Algunos expertos tienen una visión aún más catastrófica de la salida de Estados Unidos del acuerdo, al considerarlo un escenario previsible aun antes de que sucediese: «Es lo que yo llamo el problema de tragedia de los comunes», opina el economista y columnista Juan Carlos Barba, «no hay un acuerdo internacional de cómo gestionar la capacidad de carga de la biosfera, de absorber los residuos de nuestra actividad industrial y, ante la imposibilidad de ese acuerdo, se van saliendo actores y nadie permanece ni respeta las normas. Lo de París fue un acuerdo de mínimos y, desgraciadamente, creo que no va a tener la trascendencia que esperamos en el control de las emisiones». Barba descarta, en cualquier caso, el temido efecto arrastre de la decisión de Trump. «Hasta que pueda hacer efectiva la salida del acuerdo, según el procedimiento regulado, van a pasar más de dos años. Ya estaremos en 2020, será un momento diferente al de ahora, tal vez incluso los demócratas vuelvan al poder y paralicen la salida». Respecto a la pérdida de liderazgo de Estados Unidos por su aislamiento de la comunidad internacional, el economista opina que es algo que viene de mucho antes de que Trump accediera a la Casa Blanca: «Desde hace años, hay una evolución de un mundo unipolar, el de justo después de la caída del muro, hacia un mundo multipolar, con muchos actores influyentes en las cuestiones geopolíticas. Independientemente de su salida del acuerdo, Estados Unidos ya estaba perdiendo influencia a nivel mundial».

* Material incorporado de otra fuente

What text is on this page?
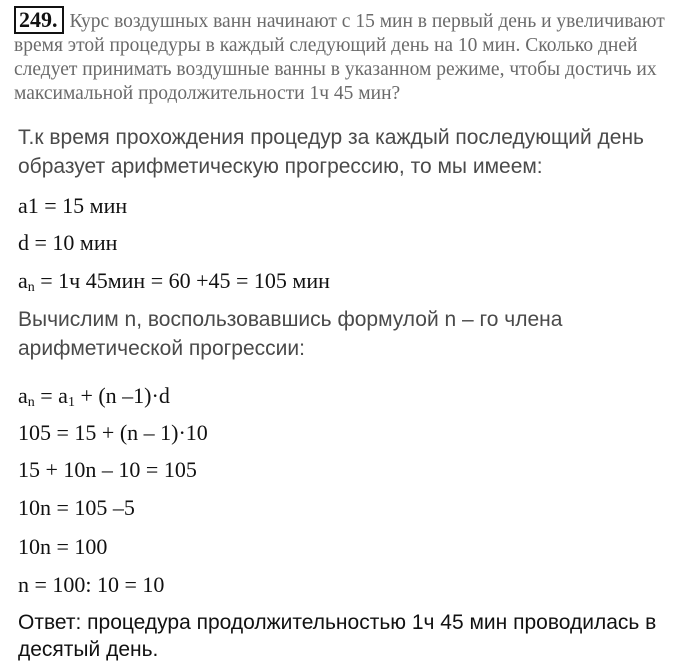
249. Курс воздушных ванн начинают с 15 мин в первый день и увеличивают время этой процедуры в каждый следующий день на 10 мин. Сколько дней следует принимать воздушные ванны в указанном режиме, чтобы достичь их максимальной продолжительности 1ч 45 мин?
Т.к время прохождения процедур за каждый последующий день образует арифметическую прогрессию, то мы имеем:
a1 = 15 мин
d = 10 мин
$a_n = 1ч$ 45мин = 60 +45 = 105 мин
Вычислим n, воспользовавшись формулой n – го члена арифметической прогрессии:
$a_n = a_1 + (n$ –1)·d
105 = 15 + (n – 1)·10
15 + 10n – 10 = 105
10n = 105 –5
10n = 100
n = 100: 10 = 10
Ответ: процедура продолжительностью 1ч 45 мин проводилась в десятый день.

La directora general de la Oficina Española de Cambio Climático, Valvanera Ulargui, participó en las negociaciones previas al Acuerdo de París y su visión es mucho más alentadora: «Es una hoja de ruta a largo plazo sin límite temporal, que marca un objetivo claro en cuanto al aumento de la temperatura global. Pone encima de la mesa un mecanismo de revisión quinquenal, y los países han vinculado este objetivo con la Agenda de los ODS (Objetivos de Desarrollo Sostenible). No hay que olvidar que, en 2015, aún estábamos saliendo de una crisis financiera y fuimos capaces de marcar nuestros patrones de desarrollo futuros. Hay una meta común, en un acuerdo ambicioso, con compromisos adicionales en el caso de Europa, que ya se ha fijado un primer hito en el calendario: el marco 2030, que va a ir determinando cómo contribuir al límite de dos grados. La Unión Europea redujo sus emisiones en 2015 un 22% respecto a 1990 y el PIB creció un 50%. Ese es el caso práctico que llevamos en su día a la mesa de negociaciones y la fórmula que nos hace confiar en nuestras posibilidades, más allá de que Estados Unidos se salga o no del acuerdo».
La política, ¿culpable del cambio climático?

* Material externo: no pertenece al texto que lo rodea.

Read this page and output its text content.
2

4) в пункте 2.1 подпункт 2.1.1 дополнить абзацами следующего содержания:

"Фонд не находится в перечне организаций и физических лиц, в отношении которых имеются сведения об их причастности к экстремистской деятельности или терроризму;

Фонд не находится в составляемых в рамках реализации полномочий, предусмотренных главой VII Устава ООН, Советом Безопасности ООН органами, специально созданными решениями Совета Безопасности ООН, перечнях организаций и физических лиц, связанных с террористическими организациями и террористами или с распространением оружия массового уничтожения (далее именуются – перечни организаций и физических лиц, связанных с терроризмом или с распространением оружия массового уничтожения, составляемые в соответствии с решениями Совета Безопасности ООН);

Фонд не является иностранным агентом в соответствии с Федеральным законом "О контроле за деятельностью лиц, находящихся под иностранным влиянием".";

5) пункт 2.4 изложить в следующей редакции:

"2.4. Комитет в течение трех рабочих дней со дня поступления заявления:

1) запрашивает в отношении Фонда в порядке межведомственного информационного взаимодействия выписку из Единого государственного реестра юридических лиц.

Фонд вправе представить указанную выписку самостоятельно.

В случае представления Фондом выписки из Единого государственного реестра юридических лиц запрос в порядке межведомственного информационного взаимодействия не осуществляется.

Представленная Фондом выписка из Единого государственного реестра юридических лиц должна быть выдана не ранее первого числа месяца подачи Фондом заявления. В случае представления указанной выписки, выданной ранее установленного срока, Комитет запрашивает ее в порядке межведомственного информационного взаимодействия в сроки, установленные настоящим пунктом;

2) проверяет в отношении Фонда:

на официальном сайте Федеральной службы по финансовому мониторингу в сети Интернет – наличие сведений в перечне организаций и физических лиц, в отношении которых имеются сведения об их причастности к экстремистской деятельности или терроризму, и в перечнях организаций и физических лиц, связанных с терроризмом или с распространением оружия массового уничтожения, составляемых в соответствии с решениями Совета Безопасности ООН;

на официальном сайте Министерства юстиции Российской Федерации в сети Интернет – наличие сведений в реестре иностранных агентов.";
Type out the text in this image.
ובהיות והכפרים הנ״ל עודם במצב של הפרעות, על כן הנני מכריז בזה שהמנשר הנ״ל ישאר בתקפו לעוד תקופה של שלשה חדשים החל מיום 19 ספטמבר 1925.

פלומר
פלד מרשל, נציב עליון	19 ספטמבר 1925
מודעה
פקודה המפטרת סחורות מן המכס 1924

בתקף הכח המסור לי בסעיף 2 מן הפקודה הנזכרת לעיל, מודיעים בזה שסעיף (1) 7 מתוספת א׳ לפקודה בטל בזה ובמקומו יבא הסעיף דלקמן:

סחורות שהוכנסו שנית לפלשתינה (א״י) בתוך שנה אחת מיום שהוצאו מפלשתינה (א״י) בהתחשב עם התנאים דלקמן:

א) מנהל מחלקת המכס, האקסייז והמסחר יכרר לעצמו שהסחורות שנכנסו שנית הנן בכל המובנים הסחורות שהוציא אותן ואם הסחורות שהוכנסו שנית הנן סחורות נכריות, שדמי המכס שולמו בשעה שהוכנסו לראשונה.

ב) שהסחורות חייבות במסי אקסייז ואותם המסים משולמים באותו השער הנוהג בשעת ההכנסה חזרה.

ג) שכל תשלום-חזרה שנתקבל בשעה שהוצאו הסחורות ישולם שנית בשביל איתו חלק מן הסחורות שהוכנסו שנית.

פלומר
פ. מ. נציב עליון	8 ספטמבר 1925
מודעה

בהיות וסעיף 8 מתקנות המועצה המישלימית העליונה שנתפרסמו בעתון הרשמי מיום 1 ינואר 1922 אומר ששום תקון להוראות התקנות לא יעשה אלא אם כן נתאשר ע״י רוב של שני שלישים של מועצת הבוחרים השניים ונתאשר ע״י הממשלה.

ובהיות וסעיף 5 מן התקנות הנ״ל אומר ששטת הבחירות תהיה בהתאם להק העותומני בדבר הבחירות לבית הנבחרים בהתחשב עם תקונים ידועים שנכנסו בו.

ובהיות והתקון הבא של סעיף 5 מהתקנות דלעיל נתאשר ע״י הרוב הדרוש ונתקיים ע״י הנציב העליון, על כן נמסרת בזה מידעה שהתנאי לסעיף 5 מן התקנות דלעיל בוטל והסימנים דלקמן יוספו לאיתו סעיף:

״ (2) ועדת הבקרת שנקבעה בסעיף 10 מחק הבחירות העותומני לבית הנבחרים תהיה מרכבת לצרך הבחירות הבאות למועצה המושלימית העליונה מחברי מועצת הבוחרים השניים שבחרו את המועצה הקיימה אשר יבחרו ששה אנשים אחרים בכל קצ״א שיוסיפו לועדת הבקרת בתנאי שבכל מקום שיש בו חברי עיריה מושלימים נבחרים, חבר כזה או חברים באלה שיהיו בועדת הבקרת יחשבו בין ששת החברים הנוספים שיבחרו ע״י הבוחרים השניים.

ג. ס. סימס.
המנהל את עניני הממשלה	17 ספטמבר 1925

El calentamiento global se achaca a la actividad industrial. Los negacionistas a un ciclo natural. Pero, detrás de la degradación del medio ambiente, están las decisiones políticas, opina el politólogo y filósofo Sami Naïr, que acaba de publicar Refugiados. Frente a la catástrofe humanitaria, una solución real: «Está todo interrelacionado. El caso de Siria es un buen ejemplo: antes del estallido de la guerra civil en 2011, durante cuatro años, el país había sufrido una sequía dramática, que produjo cuatro millones de desplazados. No es casualidad que las ciudades del norte donde estalló la revolución fueran las receptoras de esta llegada masiva de campesinos, emigrados por la sequía y por las políticas de desarrollo industrial y de infraestructuras que había puesto en marcha el régimen en aquella época, que también decidía las vías hidráulicas, y que fue un desastre ecológico. Las reivindicaciones democráticas fueron un elemento importante en el levantamiento, pero estaba favorecido por esta situación, que venía de una sequía devastadora en este país, acentuada a su vez por las políticas del régimen».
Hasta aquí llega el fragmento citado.